EU leaders see “no plausible alternative explanation” for the Skripal poisoning and are set to recall their ambassador to Russia for consultations, pressured by the UK to hold the Kremlin responsible for it without due process.
Following talks on Thursday, the leaders of 28 European nations agreed with the British assessment that it was “highly likely” that Russia was behind this month's poisoning of former spy Sergei Skripal and his daughter Yulia. The European Council “agrees with the United Kingdom government’s assessment that it is highly likely that the Russian Federation is responsible and that there is no plausible alternative explanation,” the member states said in a joint statement.
While the EU Council insisted that member states “will coordinate on the consequences to be drawn in the light of the answers provided by the Russian authorities,” the bloc made a decision to recall its ambassador from Moscow. The EU envoy “is being recalled for consultations to Brussels,” Dutch Prime Minister Mark Rutte said, noting that the “measure” was not a “sanction,” and that the ambassador was not being withdrawn from his post in Moscow.
Theresa May arrived in Brussels on Thursday, armed to the teeth with anti-Russian rhetoric and loud warnings that Moscow remains a threat to Europe. Without presenting a single shred of evidence of the Kremlin’s involvement in the nerve agent attack in Salisbury, she led her colleagues to form an anti-Russian chorus at the summit.
“Some member states are looking into possibly expelling Russian diplomats or recalling national diplomats,” Dutch PM Rutte added, according to AFP.
After expelling 23 Russian diplomats and their families from the UK earlier this month, May reportedly made other leaders contemplate similar measures. “A couple of countries spoke about their readiness” to follow up today’s statement with some expulsions, Finnish Prime Minister Juha Sipilä was quoted by Bloomberg as having said. Lithuanian President Dalia Grybauskaite said she was ready to expel Russian spies, Reuters reports, after May proposed going after Russian intelligence networks.

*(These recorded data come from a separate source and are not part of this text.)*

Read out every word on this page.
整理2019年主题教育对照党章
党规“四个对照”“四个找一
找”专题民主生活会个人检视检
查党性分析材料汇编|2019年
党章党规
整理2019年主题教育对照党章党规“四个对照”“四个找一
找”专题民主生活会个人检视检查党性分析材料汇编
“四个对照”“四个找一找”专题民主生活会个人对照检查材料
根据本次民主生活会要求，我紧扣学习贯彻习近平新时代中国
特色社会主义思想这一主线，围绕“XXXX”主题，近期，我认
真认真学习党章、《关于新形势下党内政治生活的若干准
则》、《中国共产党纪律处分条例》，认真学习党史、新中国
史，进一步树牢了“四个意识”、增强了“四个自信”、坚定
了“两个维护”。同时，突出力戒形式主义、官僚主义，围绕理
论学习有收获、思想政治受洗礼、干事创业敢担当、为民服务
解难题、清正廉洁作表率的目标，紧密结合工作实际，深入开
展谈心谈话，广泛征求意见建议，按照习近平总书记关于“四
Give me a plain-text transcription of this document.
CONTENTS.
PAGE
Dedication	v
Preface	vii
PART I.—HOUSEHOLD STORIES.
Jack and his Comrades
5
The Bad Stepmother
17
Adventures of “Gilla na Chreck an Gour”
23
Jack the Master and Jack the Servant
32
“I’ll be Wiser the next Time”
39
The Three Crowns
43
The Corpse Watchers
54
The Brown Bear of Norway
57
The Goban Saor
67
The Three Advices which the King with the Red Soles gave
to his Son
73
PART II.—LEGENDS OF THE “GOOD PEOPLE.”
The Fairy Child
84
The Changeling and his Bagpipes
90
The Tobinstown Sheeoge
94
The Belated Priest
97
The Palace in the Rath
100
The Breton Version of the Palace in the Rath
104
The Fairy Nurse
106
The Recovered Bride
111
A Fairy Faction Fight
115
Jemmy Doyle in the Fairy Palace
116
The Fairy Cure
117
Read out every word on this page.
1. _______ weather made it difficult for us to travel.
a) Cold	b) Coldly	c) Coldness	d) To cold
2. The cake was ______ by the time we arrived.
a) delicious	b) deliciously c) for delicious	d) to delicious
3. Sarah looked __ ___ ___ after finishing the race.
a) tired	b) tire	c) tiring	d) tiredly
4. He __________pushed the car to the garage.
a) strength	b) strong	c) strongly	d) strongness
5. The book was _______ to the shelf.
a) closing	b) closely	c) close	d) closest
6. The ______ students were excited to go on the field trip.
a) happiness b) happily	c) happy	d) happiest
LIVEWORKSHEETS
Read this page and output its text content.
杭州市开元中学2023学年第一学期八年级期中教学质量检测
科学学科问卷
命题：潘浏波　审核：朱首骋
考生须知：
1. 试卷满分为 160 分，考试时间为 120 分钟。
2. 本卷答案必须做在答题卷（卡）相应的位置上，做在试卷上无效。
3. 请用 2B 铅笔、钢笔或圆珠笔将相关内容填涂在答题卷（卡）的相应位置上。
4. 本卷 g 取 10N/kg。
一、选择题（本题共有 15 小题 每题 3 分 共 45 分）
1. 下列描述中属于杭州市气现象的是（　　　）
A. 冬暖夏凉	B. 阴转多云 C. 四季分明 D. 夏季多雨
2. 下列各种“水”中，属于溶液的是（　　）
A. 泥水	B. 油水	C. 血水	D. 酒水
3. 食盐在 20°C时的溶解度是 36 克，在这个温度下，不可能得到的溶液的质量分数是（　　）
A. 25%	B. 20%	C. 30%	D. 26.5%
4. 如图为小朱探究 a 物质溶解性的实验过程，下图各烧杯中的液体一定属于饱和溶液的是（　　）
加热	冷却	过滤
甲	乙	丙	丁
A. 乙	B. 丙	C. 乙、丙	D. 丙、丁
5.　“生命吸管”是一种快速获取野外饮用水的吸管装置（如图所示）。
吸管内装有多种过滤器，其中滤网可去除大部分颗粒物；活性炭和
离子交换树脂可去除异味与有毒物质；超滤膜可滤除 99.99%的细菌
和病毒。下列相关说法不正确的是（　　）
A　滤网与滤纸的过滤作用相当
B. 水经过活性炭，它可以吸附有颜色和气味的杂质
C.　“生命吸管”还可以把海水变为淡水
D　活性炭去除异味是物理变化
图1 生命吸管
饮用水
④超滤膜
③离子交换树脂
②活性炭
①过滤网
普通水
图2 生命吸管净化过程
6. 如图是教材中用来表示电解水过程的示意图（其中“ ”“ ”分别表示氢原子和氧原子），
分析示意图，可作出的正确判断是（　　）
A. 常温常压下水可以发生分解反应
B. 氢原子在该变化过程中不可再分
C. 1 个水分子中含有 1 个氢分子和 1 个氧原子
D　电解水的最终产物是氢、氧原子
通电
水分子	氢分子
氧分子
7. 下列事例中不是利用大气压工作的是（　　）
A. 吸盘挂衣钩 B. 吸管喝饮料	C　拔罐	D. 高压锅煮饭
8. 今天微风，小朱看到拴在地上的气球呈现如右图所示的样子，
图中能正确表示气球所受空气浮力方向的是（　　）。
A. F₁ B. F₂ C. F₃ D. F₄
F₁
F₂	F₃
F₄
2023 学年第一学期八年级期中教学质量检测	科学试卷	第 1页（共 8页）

As the EU Council deliberated, Russia’s ambassador to Britain, Alexander Yakovenko, warned that the UK has “bad record of violating international law and misleading the international community.”
“History shows that British statements must be verified,” he added, urging a “full transparency of the investigation” as well as cooperation with Moscow and the experts of the Organization for the Prohibition of Chemical Weapons (OPCW).
Earlier this week, OPCW agents arrived in Britain to begin their probe into the March 4 poisoning, after Russia insisted that an independent investigation be conducted by the chemical weapons body, which is based in The Hague. On Tuesday, OPCW Director-General Ahmet Uzumcu said that it will take “another two to three weeks to finalize the analysis.”
Amid Britain’s premature conclusions that there “is no plausible alternative explanation” that the Skripals were poisoned by the nerve agent on none-other than the Russian government’s orders, Moscow has repeatedly requested the UK Foreign Office to tone down its hasty speculations and launch a joint investigation into the case. On Thursday, President Putin’s press secretary Dmitry Peskov once again told RT that Skripal held zero value for Moscow, ever since the spy swap back in 2010, and that a search for a possible beneficiary and a motive for his poisoning, just ahead of Russian presidential elections and the FIFA World Cup, should be directed elsewhere.